Wie kann man intersexuelle genetische Selektionskonfikte zwischen den Geschlechtern lösen?

Männchen und Weibchen mögen zu einer Spezies gehören, auf der Ebene der Gene sind sie aber in gewisser Weise Konkurrenten.

Der Konflikt verläuft im Wesentlichen so:

Mutation und Selektion verläuft letztendlich auf der Ebene der Gene. Die Gene, die im Zusammenspiel mit anderen Genen die Fortpflanzungsvehikel bauen, die ihre Gene effektiv und dauerhaft weitergeben, reichern sich im Genpool an. Die Gene, denen das nicht gelingt, reichern sich nicht an und werden evtl sogar aussortiert.

Dabei gibt es keine Gruppenselektion und kein übergeordnetes Wohl der Art oder Fairness, sondern schlicht egoistische Gene, die nur scheinbar eine gewisse Fairness ausfweisen, wenn dies der beste Weg ist, in die nächsten Generationen zu gelangen. Dabei ist es zunächst erst einmal ungewiss, ob ein Gen die nächste Generation in dem Körper eines Weibchens oder dem Körper eines Männchens steckt. Spezialisiert es sich auf ein Geschlecht kann es besser abschneiden, wenn es in diesem steckt, aber schlechter, wenn es in dem anderen steckt. Spezialisiert es sich nicht, dann kann das Optimum für beide Geschlechter nicht unbedingt erreicht werden. Ein anderer Weg wäre die Aufspaltung und die Umsetzung verschiedener Lösungswege, die jedoch genetisch aufwendiger ist.

Eine gute Grafik dazu findet sich in dem Artikel „Sexually Antagonistic Selection, Sexual Dimorphism, and the Resolution of Intralocus Sexual Conflict“ (PDF)

Auf dem Bild sieht man die verschiedenen Möglichkeiten noch einmal dargestellt.

Hier wird auch deutlich, warum einige Unterschiede bei menschlichen Männer und Frauen verschieden stark ausgeprägt sind: Je nach Stärke des Selektionsdrucks und der Lösung zur Differenzierung, die sich durchgesetzt hat, kommt es zu einer starken Ausprägung von Unterschieden oder eher einer schwachen.
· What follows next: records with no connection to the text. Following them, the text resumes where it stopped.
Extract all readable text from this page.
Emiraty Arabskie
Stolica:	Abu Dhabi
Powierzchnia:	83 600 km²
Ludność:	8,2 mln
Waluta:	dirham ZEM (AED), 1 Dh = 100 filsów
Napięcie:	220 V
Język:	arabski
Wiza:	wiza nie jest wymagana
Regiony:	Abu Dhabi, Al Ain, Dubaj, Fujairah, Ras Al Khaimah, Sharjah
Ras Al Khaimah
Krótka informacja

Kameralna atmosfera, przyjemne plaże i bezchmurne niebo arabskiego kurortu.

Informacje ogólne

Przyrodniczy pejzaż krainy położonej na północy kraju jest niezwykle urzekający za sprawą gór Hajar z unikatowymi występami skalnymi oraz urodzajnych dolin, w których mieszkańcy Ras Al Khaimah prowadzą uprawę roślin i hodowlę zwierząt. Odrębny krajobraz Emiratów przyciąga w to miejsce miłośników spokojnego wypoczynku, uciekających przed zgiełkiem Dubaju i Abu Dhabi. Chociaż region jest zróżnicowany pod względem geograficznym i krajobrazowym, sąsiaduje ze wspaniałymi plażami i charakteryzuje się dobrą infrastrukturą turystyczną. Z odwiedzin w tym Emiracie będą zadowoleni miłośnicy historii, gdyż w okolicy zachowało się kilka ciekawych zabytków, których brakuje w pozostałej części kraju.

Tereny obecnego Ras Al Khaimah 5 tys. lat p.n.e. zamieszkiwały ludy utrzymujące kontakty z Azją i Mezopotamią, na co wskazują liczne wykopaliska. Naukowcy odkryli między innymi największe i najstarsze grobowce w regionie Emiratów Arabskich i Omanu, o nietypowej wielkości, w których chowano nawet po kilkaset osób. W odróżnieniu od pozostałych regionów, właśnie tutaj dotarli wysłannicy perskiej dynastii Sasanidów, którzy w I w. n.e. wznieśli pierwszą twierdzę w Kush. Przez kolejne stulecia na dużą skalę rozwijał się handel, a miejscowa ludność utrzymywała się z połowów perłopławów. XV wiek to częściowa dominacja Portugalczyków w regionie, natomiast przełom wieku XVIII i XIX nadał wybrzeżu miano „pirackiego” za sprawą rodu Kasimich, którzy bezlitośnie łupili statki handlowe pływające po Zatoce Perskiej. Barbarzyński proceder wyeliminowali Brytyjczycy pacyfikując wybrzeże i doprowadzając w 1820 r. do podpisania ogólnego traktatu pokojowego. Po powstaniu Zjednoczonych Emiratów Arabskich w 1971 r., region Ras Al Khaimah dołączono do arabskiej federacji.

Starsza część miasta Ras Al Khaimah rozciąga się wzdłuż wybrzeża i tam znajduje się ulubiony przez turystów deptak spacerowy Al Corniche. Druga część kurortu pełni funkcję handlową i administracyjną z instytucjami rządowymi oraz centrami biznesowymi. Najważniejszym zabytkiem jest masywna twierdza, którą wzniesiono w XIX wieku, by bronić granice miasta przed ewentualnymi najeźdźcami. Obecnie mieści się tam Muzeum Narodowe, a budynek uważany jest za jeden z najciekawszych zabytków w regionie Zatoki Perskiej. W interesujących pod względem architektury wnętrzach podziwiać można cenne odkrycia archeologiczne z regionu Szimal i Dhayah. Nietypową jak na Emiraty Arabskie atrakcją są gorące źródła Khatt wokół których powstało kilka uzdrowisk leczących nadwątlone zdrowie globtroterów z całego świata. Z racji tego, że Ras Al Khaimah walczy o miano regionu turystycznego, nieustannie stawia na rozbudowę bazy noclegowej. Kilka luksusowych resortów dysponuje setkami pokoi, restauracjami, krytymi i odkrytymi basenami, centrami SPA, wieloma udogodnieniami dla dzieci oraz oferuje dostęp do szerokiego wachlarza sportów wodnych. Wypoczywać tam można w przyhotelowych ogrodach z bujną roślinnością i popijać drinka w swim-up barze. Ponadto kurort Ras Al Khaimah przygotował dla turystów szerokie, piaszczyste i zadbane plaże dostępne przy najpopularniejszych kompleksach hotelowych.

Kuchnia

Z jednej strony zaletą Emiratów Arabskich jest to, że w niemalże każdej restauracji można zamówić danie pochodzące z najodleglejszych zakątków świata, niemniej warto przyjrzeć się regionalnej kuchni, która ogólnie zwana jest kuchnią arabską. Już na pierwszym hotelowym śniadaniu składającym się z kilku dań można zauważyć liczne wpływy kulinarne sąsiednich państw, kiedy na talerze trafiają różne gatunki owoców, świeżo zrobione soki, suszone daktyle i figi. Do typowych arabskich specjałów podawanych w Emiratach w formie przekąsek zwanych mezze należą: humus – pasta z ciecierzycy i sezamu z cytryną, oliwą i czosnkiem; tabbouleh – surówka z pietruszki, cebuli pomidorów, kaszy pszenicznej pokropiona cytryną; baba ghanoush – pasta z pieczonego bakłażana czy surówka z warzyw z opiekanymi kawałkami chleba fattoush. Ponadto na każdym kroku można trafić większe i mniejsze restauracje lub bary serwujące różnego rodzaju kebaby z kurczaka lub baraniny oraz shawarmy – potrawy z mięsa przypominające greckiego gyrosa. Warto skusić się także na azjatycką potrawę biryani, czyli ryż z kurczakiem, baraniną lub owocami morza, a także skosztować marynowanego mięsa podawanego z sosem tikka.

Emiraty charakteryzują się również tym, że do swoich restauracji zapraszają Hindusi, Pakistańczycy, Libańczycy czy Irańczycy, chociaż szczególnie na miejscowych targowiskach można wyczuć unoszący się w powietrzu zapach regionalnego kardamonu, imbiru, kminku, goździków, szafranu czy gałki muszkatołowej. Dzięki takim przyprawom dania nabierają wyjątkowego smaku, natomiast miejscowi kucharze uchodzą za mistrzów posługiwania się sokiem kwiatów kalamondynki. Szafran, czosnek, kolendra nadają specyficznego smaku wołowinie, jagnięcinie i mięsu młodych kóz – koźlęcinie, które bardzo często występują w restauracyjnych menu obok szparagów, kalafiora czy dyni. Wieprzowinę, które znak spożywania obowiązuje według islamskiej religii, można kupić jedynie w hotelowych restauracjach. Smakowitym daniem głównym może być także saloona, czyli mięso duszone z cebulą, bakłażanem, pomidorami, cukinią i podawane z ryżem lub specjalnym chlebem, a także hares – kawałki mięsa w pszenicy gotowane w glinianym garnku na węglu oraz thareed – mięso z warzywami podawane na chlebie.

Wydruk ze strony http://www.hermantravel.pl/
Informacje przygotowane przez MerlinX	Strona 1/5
Der Vorgang der antagonistischen Selektion ist auch noch einmal in der Wikipedia dargestellt:

Merkmale, die zum reproduktiven Erfolg durch sexuelle Selektion führen, sind meist ungleich zwischen den Geschlechtern verteilt. Der Selektionsdruck auf das jeweilige Geschlecht kann in unterschiedliche Richtung wirken, s. d. es kein gemeinsames Optimum für beide Geschlechter gibt. Dieses Phänomen wird „sexuell antagonistische Selektion“ genannt, führt tendenziell zu einer Erhöhung der genetischen Variabilität und ist dafür möglicherweise einer der wichtigsten Faktoren.[70][71]
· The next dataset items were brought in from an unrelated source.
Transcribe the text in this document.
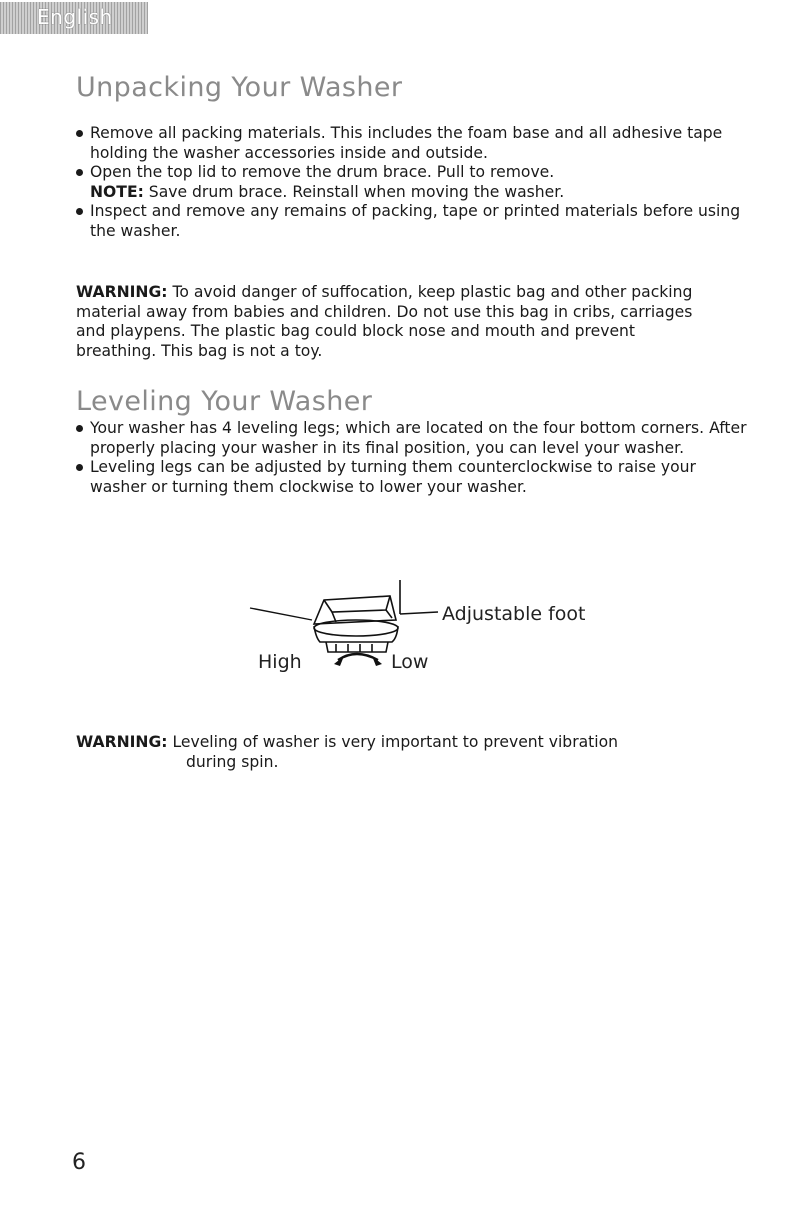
English
Unpacking Your Washer
Remove all packing materials. This includes the foam base and all adhesive tape holding the washer accessories inside and outside.
Open the top lid to remove the drum brace. Pull to remove.
NOTE: Save drum brace. Reinstall when moving the washer.
Inspect and remove any remains of packing, tape or printed materials before using the washer.
WARNING: To avoid danger of suffocation, keep plastic bag and other packing material away from babies and children. Do not use this bag in cribs, carriages and playpens. The plastic bag could block nose and mouth and prevent breathing. This bag is not a toy.
Leveling Your Washer
Your washer has 4 leveling legs; which are located on the four bottom corners. After properly placing your washer in its final position, you can level your washer.
Leveling legs can be adjusted by turning them counterclockwise to raise your washer or turning them clockwise to lower your washer.
Adjustable foot
High	Low
WARNING: Leveling of washer is very important to prevent vibration
during spin.
6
Empirische Belege für das Wirken sexuell antagonistischer Selektion wurden bei einer Reihe von Arten festgestellt, wie z. B. bei Taufliegen[72] oder beim Rothirsch.[73] Beim Rothirsch wurde z. B. gezeigt, dass Töchter von reproduktiv besonders erfolgreichen Vätern einen geringeren Fortpflanzungserfolg besaßen als es dem Durchschnitt entspricht. Dieser Befund ist gleichzeitig ein schwerwiegendes Problem für Hypothesen, wie z. B. die Handicap-Hypothese, die einen größeren Erfolg für den Nachwuchs beider Geschlechts vorhersagt. Nach dem Modell sollten sich mutierte Allele mit Vorteil ausschließlich im männlichen Geschlecht auf dem X-Chromosom anreichern, weil sie hier beim Männchen Wirkung zeigen können, während ihre Wirkung beim Weibchen im heterozygoten Fall durch das Allel auf dem zweiten DNA-Strang gemindert sein kann. Diese Vorhersage konnte bei der Taufliege bestätigt werden.[74]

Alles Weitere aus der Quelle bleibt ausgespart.